Recovering from a crashed primary server
Long story, but our primary zcm server had to be rebuilt. I backed up the CA and the conf files prior to doing the rebuild. We attempted to follow Section 36.2 of the Zen_system_admin.pdf page 431 “Replacing an existing primary server with a new primary server” but ran into a few issues outlined below. We opened a case with Novell, SR# 10827855671. We were able to rename the original primary server object in ZCC and then delete it, but now the problems that still exist are:
1. Can't make the new primary the CA When issuing the zman cai /root/CAbl we get:
Error:Could not find the object "43bf65e91d6221362d6bf7c946a86202". Which is the old GUID of the now deleted server.
We have temporarily imported the CA and made our secondary primary server the CA for the zone but would ultimately like to get the new primary (with the same name as our old primary acting as the CA for the zone).

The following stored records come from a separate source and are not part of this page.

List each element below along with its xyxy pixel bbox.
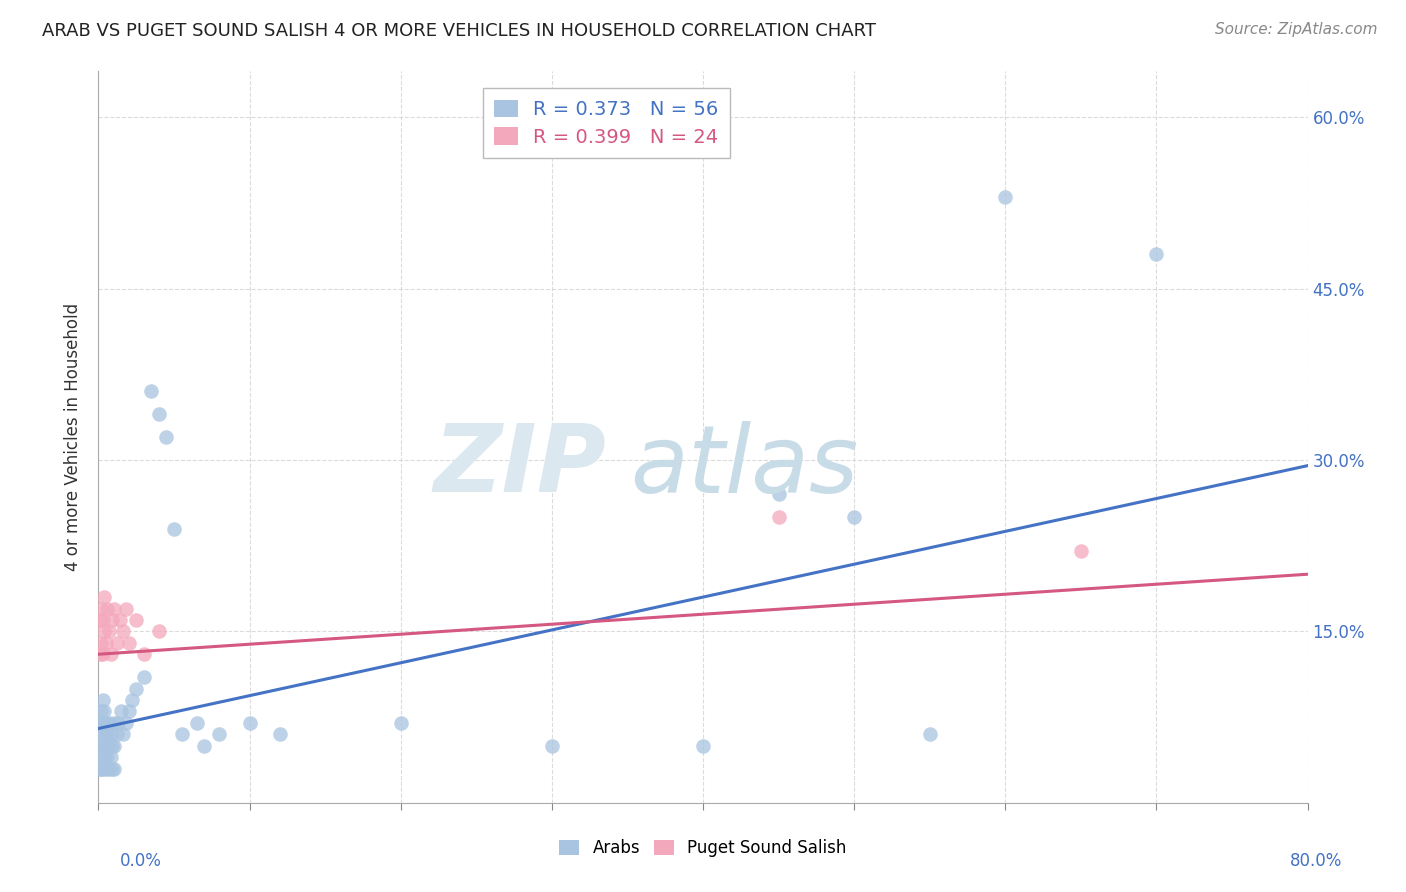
Arabs xyxy=(98,762,121,776)
Puget Sound Salish xyxy=(105,636,128,650)
Text: 80.0%: 80.0% xyxy=(1291,852,1343,870)
Arabs xyxy=(103,739,125,753)
Arabs xyxy=(94,715,117,730)
Arabs xyxy=(114,715,136,730)
Arabs xyxy=(90,762,112,776)
Y-axis label: 4 or more Vehicles in Household: 4 or more Vehicles in Household xyxy=(65,303,83,571)
Puget Sound Salish xyxy=(90,636,112,650)
Arabs xyxy=(118,705,141,719)
Arabs xyxy=(239,715,262,730)
Arabs xyxy=(96,727,118,741)
Arabs xyxy=(844,510,866,524)
Arabs xyxy=(94,762,117,776)
Arabs xyxy=(918,727,941,741)
Puget Sound Salish xyxy=(89,613,111,627)
Arabs xyxy=(994,190,1017,204)
Arabs xyxy=(89,762,111,776)
Arabs xyxy=(132,670,155,684)
Text: Source: ZipAtlas.com: Source: ZipAtlas.com xyxy=(1215,22,1378,37)
Arabs xyxy=(170,727,193,741)
Arabs xyxy=(1144,247,1167,261)
Arabs xyxy=(90,705,112,719)
Arabs xyxy=(100,727,122,741)
Puget Sound Salish xyxy=(103,601,125,615)
Arabs xyxy=(89,739,111,753)
Puget Sound Salish xyxy=(96,601,118,615)
Arabs xyxy=(389,715,412,730)
Puget Sound Salish xyxy=(1070,544,1092,558)
Puget Sound Salish xyxy=(98,624,121,639)
Arabs xyxy=(91,762,114,776)
Text: atlas: atlas xyxy=(630,421,859,512)
Arabs xyxy=(208,727,231,741)
Arabs xyxy=(186,715,208,730)
Legend: Arabs, Puget Sound Salish: Arabs, Puget Sound Salish xyxy=(553,832,853,864)
Arabs xyxy=(91,715,114,730)
Puget Sound Salish xyxy=(91,647,114,661)
Arabs xyxy=(111,727,134,741)
Arabs xyxy=(91,693,114,707)
Arabs xyxy=(91,739,114,753)
Puget Sound Salish xyxy=(100,647,122,661)
Text: 0.0%: 0.0% xyxy=(120,852,162,870)
Arabs xyxy=(90,727,112,741)
Puget Sound Salish xyxy=(148,624,170,639)
Arabs xyxy=(155,430,177,444)
Puget Sound Salish xyxy=(101,613,124,627)
Arabs xyxy=(94,739,117,753)
Arabs xyxy=(125,681,148,696)
Arabs xyxy=(692,739,714,753)
Puget Sound Salish xyxy=(91,613,114,627)
Arabs xyxy=(540,739,562,753)
Arabs xyxy=(269,727,291,741)
Puget Sound Salish xyxy=(125,613,148,627)
Arabs xyxy=(768,487,790,501)
Arabs xyxy=(98,739,121,753)
Arabs xyxy=(103,762,125,776)
Arabs xyxy=(89,715,111,730)
Text: ZIP: ZIP xyxy=(433,420,606,512)
Arabs xyxy=(101,739,124,753)
Text: ARAB VS PUGET SOUND SALISH 4 OR MORE VEHICLES IN HOUSEHOLD CORRELATION CHART: ARAB VS PUGET SOUND SALISH 4 OR MORE VEH… xyxy=(42,22,876,40)
Arabs xyxy=(148,407,170,421)
Arabs xyxy=(107,715,129,730)
Arabs xyxy=(101,762,124,776)
Arabs xyxy=(90,750,112,764)
Puget Sound Salish xyxy=(90,601,112,615)
Puget Sound Salish xyxy=(111,624,134,639)
Puget Sound Salish xyxy=(93,590,115,604)
Arabs xyxy=(93,727,115,741)
Arabs xyxy=(141,384,163,399)
Puget Sound Salish xyxy=(118,636,141,650)
Arabs xyxy=(98,715,121,730)
Arabs xyxy=(93,705,115,719)
Puget Sound Salish xyxy=(89,647,111,661)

2. We could not import the backup up Server Conf files via the zman zenserver-restore confbufile.bak command on the new primary. When attempting to do so we get the following error:
Error:Failed to restore the configuration files. Ensure that the backed-up file and the passphrase specified are valid and correct. Also, ensure that you have the write permission to /etc/opt/novell/zenworks directory on Linux and <Installation directory>:\NovellZENworks\conf on Windows.
Error in restoring the backup: com.novell.zenworks.zman.exceptions.ZManException: Unknown file in backed up files
Why are we getting this error, is there a way to fix it and what are we missing if we can't get it to import exactly?
3. Closet server rules are not working as designed i.e. a workstation that should be "talking" to zcm is "talking" to zcm2. Why?
We can fix this problem, by issuing the zac retr command on the workstation, but we have to supply a ZCC username and password for the command to process. Once this command processes, the workstation seems to follow the closest server rule again. The problem here is we have thousands of devices and running that command and supplying a username and password on every machine is not a viable solution.
4. New ZCM server is not taking the 11.2.3 update properly – it never applies
Has anyone else out there run into any of this craziness or have any ideas on how to fix the problems outlined above? We’re hoping Novell Engineering can supply us with an answer but right now we’re waiting to hear back from them.